Please also note that some distributions - eg CentOS 6 or RedHat 6 are actually releasing a version of e.g 1.0.1e that has the backport fix and heartbeat still enabled - you will need to use a suitable security tool to validate/verify that your system is patched.

Finally, after patching OpenSSL you will need to either restart all services using OpenSSL (as they will have loaded the old libraries) - eg restart FreeRADIUS or Apache HTTPD - or reboot/reload the server.

The potential exploitation of RADIUS has several mitigating factors: it is more difficult to exploit than other implementations as it is considerably harder to write TLS over EAP over RADIUS exploit code than normal TLS over TCP. The focus of attacks to the present has been the large number of unpatched web and mail servers. RADIUS expolitation is also detectable: administrators can detect 'heartbleed' attacks by looking in their logs for a message containing the text Invalid ACK received: 24. If such a message is seen, it means that the attack has been attempted.

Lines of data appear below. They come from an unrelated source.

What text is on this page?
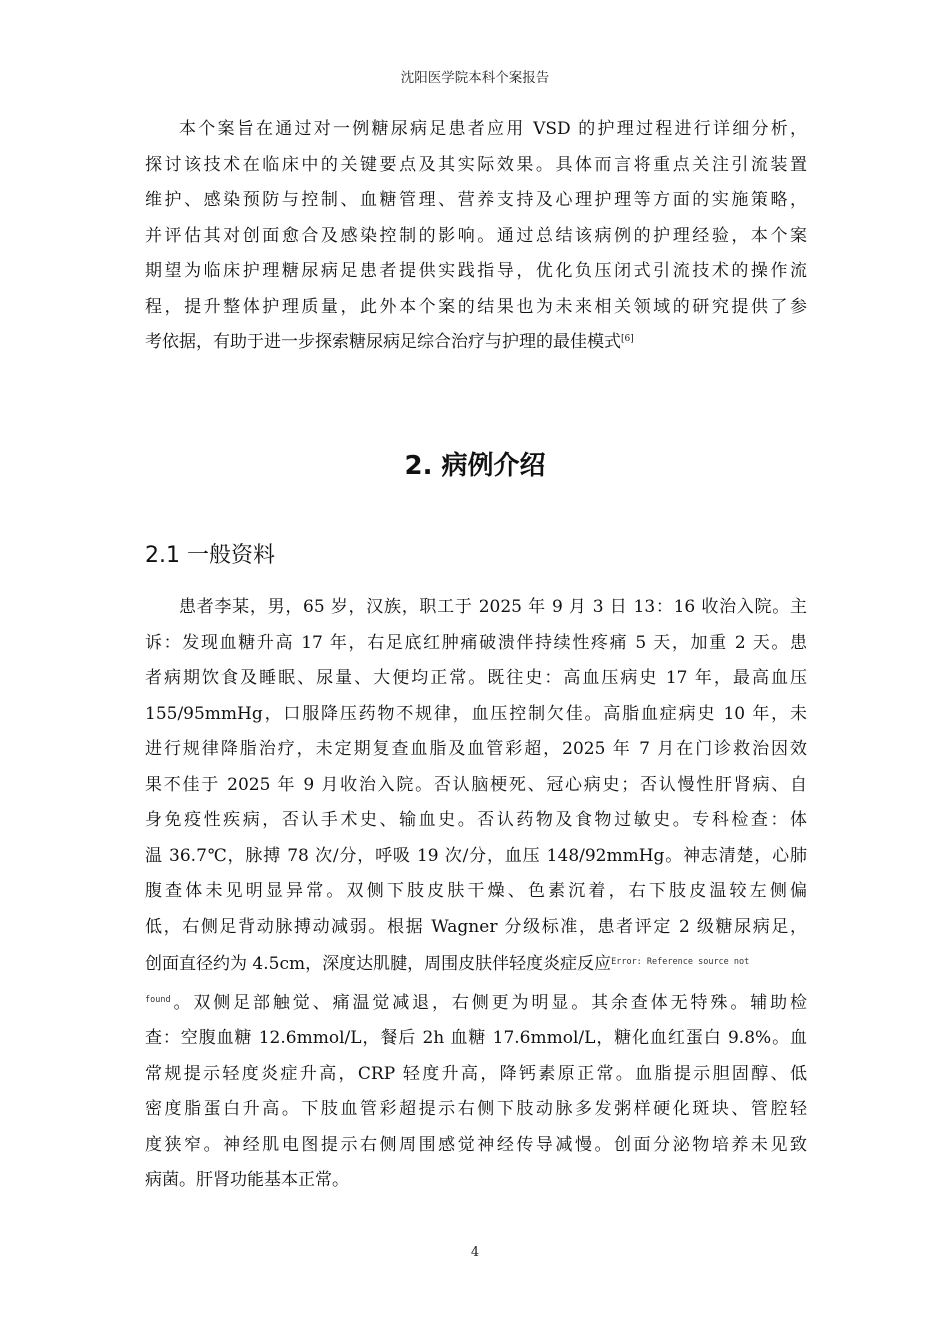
沈阳医学院本科个案报告
本个案旨在通过对一例糖尿病足患者应用 VSD 的护理过程进行详细分析，
探讨该技术在临床中的关键要点及其实际效果。具体而言将重点关注引流装置
维护、感染预防与控制、血糖管理、营养支持及心理护理等方面的实施策略，
并评估其对创面愈合及感染控制的影响。通过总结该病例的护理经验，本个案
期望为临床护理糖尿病足患者提供实践指导，优化负压闭式引流技术的操作流
程，提升整体护理质量，此外本个案的结果也为未来相关领域的研究提供了参
考依据，有助于进一步探索糖尿病足综合治疗与护理的最佳模式[6]
2. 病例介绍
2.1 一般资料
患者李某，男，65 岁，汉族，职工于 2025 年 9 月 3 日 13：16 收治入院。主
诉：发现血糖升高 17 年，右足底红肿痛破溃伴持续性疼痛 5 天，加重 2 天。患
者病期饮食及睡眠、尿量、大便均正常。既往史：高血压病史 17 年，最高血压
155/95mmHg，口服降压药物不规律，血压控制欠佳。高脂血症病史 10 年，未
进行规律降脂治疗，未定期复查血脂及血管彩超，2025 年 7 月在门诊救治因效
果不佳于 2025 年 9 月收治入院。否认脑梗死、冠心病史；否认慢性肝肾病、自
身免疫性疾病，否认手术史、输血史。否认药物及食物过敏史。专科检查：体
温 36.7℃，脉搏 78 次/分，呼吸 19 次/分，血压 148/92mmHg。神志清楚，心肺
腹查体未见明显异常。双侧下肢皮肤干燥、色素沉着，右下肢皮温较左侧偏
低，右侧足背动脉搏动减弱。根据 Wagner 分级标准，患者评定 2 级糖尿病足，
创面直径约为 4.5cm，深度达肌腱，周围皮肤伴轻度炎症反应$^{Error: Reference source not}$
$^{found}$。双侧足部触觉、痛温觉减退，右侧更为明显。其余查体无特殊。辅助检
查：空腹血糖 12.6mmol/L，餐后 2h 血糖 17.6mmol/L，糖化血红蛋白 9.8%。血
常规提示轻度炎症升高，CRP 轻度升高，降钙素原正常。血脂提示胆固醇、低
密度脂蛋白升高。下肢血管彩超提示右侧下肢动脉多发粥样硬化斑块、管腔轻
度狭窄。神经肌电图提示右侧周围感觉神经传导减慢。创面分泌物培养未见致
病菌。肝肾功能基本正常。
4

Nevertheless, eduroam.OT is taking a proactive safety-first stance and has been able to produce a special eapol_test tool to test vulnerability of realms in the eduroam confederation. The tool sends the bogus heartbeat extension request but only calls for 10 Byte of your server memory which is not large enough for your secret key to be compromised. The test will use User-Name = heartbleed.test@<the realm> Operator-Name = 1eduroam.ot.heartbleed.test.  The admins of vulnerable realms will be contacted directly. Initially only servers in the CAT database were being tested, however the test is now available for all RADIUS servers registered in the eduroam database.

Due to the terms of the Computer Misuse Act and Janet's AUP, eduroam(UK) is not permitted to probe your RADIUS servers to test for this vulnerability without your consent. To enable you to give us consent to test for this and any future vulnerabilities, a tick box has been introduced on the Support server. In relation to this specific OpenSSL vulnerability, we will use this to advise eduroam.OT that you have given permission for the test to be carried out and we will advise you if a vulnerability is found. Nb. The test only reports on the RADIUS server at your realm that responds and may return false positives. It cannot be taken as a guarantee that your RADIUS servers are secure.